Friday was the 24th of October, exactly six months since the birth of Maxwell. Every time the 24th hits I always get a little more sad, a little more aware of our painful loss. This month was particularly extra incredibly terribly sad. I cried when I woke up. I cried in the shower.I cried in the car taking my kids around town. Ugly cry. And after lunch, Lincoln and I went to visit Maxwell’s park. We took some flowers with us, and also a pumpkin covered with messages from us to Maxwell. Isabelle wrote “I miss you.” Lincoln drew a spiderweb. Still no headstone and it breaks my heart. I sat in my folding chair at the foot of his plot and cried and cried and cried while Lincoln ran around collecting acorns and spinning pinwheels.
I remember driving to the cemetery way back in April to choose a plot for Maxwell. A piece of ground. I remember gingerly lifting my post surgical body into my dads tall suburban. I was self conscious to be wearing stretchy pants in public. My incision was still fresh. We drove to a cemetery tucked away in the trees, one I didn’t know existed. Jeff Buckley’s Hallelujah played on the radio. I cried thinking about the times I had rocked my babies to sleep with the chorus of that song. We parked and got out, a kind woman opened a big map of the land and told me to select something I liked and she would see if it was reserved or not.

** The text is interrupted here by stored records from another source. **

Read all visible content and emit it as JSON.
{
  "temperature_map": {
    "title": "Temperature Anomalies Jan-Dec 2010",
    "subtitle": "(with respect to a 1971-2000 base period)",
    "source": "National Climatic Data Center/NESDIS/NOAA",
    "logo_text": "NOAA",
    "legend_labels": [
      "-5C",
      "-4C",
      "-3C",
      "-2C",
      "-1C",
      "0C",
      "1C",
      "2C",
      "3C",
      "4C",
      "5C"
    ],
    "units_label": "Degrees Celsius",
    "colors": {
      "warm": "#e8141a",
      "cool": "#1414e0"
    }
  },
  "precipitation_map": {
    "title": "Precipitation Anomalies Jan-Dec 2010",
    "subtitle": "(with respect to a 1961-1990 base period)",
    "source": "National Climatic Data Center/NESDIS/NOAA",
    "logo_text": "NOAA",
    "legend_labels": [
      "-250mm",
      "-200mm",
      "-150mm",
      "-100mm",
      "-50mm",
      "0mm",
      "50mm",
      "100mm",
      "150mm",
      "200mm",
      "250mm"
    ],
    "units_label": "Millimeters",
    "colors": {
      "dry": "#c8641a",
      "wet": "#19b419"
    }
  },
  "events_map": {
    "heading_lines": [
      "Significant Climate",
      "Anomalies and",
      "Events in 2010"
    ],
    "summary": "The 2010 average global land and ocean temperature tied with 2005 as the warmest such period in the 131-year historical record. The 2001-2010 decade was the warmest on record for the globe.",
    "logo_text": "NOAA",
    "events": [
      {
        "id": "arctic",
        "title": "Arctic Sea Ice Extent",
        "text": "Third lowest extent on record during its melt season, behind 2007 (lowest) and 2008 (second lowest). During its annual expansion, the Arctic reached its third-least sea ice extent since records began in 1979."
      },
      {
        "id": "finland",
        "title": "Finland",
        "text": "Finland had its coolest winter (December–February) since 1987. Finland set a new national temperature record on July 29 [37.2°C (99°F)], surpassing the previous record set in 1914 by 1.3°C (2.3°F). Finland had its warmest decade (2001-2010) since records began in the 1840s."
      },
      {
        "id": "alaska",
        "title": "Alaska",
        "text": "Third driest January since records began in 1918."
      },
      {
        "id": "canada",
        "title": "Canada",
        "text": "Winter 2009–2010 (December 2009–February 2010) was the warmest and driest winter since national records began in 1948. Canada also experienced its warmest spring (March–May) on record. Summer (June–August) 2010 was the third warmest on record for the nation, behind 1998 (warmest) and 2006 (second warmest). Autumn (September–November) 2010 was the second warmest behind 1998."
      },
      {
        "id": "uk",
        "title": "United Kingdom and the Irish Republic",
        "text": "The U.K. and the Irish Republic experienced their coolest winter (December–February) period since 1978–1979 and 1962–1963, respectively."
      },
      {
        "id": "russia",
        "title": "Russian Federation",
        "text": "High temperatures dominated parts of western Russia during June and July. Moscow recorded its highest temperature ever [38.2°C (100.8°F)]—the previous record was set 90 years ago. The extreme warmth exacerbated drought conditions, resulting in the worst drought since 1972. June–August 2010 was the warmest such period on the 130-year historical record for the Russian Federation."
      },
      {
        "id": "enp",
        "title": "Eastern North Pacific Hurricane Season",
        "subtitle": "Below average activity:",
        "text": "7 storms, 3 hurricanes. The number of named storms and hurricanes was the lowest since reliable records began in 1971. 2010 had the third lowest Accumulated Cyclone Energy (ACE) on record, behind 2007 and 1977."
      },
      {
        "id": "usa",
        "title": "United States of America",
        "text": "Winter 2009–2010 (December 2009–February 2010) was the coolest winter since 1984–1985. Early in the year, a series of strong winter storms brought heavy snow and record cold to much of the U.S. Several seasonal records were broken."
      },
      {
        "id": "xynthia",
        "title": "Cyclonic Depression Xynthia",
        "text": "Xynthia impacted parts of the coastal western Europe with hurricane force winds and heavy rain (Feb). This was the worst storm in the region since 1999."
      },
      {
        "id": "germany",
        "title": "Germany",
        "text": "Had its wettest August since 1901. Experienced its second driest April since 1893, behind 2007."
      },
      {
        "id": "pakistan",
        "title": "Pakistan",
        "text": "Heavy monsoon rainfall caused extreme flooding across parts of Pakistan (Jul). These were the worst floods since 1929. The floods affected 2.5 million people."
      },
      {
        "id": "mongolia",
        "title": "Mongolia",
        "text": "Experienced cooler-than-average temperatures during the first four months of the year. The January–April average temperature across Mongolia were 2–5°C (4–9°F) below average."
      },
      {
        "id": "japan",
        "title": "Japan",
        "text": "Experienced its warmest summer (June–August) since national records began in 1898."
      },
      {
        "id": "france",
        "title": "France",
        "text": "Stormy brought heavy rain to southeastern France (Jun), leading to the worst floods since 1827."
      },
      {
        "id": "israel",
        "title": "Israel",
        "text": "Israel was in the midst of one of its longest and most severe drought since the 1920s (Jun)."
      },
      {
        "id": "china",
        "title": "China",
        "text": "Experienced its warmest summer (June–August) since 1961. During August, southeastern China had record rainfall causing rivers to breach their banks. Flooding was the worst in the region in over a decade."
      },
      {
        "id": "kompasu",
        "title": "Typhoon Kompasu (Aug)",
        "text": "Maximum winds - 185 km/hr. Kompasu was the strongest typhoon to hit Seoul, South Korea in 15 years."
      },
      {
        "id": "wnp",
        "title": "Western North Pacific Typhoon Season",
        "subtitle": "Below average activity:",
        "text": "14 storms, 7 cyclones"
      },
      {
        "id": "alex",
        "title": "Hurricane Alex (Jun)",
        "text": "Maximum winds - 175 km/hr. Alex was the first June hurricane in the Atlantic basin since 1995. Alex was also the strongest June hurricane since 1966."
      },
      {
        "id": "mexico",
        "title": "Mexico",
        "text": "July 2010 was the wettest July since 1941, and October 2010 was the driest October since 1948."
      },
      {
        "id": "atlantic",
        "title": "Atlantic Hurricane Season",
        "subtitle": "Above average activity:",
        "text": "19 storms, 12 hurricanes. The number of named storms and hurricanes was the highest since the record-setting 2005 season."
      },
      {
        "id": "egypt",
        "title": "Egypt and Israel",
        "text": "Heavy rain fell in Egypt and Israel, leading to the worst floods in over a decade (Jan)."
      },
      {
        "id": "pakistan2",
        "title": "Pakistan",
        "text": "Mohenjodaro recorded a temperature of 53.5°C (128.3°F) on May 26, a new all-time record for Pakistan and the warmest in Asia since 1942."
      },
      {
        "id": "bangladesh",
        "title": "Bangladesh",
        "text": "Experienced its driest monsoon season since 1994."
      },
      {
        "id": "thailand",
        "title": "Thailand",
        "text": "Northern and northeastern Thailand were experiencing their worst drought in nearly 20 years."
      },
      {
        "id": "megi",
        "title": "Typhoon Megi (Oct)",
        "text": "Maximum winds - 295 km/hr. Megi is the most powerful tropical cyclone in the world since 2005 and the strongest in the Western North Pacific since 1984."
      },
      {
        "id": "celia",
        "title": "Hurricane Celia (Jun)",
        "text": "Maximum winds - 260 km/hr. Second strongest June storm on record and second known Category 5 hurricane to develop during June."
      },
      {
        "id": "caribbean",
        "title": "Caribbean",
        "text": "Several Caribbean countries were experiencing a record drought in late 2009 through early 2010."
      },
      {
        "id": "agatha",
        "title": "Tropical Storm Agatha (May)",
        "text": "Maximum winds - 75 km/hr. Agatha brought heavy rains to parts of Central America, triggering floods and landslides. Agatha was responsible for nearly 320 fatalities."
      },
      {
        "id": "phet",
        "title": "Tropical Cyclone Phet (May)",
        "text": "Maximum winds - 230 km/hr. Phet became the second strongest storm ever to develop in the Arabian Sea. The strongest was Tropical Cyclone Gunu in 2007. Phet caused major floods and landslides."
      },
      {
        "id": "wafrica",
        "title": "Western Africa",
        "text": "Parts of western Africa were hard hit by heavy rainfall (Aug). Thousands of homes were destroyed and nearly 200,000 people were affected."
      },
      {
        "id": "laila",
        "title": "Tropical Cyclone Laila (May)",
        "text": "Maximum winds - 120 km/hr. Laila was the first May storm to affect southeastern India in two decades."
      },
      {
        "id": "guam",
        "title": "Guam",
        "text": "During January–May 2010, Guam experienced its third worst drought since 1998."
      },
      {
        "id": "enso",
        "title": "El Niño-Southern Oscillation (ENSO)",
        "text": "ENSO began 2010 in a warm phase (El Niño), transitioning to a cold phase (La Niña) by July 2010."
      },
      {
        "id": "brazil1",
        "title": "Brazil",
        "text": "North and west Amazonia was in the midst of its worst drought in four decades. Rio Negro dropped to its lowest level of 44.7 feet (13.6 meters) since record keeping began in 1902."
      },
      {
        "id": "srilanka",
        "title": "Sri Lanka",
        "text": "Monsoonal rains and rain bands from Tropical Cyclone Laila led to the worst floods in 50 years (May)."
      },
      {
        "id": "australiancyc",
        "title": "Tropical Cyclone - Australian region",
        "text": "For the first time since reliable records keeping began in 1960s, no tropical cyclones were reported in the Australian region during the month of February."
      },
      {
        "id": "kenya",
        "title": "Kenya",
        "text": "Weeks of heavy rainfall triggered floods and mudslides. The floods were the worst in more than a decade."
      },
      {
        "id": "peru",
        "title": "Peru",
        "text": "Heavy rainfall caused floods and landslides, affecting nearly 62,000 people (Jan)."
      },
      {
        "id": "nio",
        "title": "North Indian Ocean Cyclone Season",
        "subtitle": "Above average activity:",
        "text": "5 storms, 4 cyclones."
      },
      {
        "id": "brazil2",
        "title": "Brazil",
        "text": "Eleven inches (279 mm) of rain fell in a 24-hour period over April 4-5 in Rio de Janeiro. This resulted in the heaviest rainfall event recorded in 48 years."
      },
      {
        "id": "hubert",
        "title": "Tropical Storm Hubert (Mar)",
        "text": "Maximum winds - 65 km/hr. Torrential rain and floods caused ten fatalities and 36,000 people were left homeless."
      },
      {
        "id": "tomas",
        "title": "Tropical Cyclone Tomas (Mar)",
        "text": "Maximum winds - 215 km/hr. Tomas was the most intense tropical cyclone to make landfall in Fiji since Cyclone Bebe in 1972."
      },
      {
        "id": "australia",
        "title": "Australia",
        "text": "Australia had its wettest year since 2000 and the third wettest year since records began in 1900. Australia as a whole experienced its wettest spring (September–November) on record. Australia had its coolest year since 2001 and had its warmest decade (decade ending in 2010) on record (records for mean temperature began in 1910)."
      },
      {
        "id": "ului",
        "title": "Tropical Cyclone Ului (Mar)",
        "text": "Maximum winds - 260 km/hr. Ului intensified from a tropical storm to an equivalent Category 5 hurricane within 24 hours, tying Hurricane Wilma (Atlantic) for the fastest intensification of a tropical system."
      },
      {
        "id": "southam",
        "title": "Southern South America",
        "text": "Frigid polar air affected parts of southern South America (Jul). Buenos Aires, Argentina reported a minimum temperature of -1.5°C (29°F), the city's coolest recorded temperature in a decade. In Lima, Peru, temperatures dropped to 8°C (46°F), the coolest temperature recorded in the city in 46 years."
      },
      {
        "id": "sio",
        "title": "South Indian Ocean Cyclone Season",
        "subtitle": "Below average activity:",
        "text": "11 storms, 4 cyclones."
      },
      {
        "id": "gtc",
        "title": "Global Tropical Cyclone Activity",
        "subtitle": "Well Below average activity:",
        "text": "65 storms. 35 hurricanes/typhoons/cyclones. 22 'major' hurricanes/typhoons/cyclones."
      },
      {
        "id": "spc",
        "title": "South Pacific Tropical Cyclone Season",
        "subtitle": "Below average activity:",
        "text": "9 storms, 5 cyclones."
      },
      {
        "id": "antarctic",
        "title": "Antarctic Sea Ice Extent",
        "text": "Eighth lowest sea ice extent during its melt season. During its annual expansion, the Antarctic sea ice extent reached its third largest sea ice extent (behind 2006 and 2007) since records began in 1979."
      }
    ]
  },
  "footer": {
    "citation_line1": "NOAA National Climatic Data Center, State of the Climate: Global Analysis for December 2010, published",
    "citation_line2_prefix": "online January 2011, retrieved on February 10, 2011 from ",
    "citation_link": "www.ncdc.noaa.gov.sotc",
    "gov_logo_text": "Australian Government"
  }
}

I didn’t know what to choose. What makes a good piece of ground. What is beneficial when being buried. We ended up choosing a spot for Max up high on the hill, under a big oak tree. Quiet, secluded, with wind chimes. The woman hugged me and told me to drink lots of water. I’m still not sure what she meant, but she was nice.
When we had his service his little casket was so small. It seemed too small. You shouldn’t ever have to bury someone that small, it is just too sad.
On Friday I remembered all the people that were there with us, and the songs that were sung, the lullaby that Sean played from texas. I remembered that Margo wanted to sit on my lap. I remembered the visits to his park over the last six months, the seasons that have changed, the leaves that have fallen. I looked around at that little place, my own sacred grove, for my son’s body lies in rest there. I always feel a sense of reverence.
On a scale from 1-hard, Friday was HARD. It was sad. I cried kind of a lot. Linc asked “aww you miss bayee max?” and when I said yes he said, “I miss disneyland.” Me too buddy, me too. The kids had a fall festival at Isabelle’s school that night and I could barely get it together to attend. I felt like a non-person. I felt like a sub-par mother. But we went.
Grief comes in waves- big rolling thunderous waves. Just when I think I am in a good place, a day like Friday comes and it feels so fresh and stingy that all I can do is go through the motions until the wave passes and I feel more like myself again. It makes me tired.
How has it been six months since I held my baby!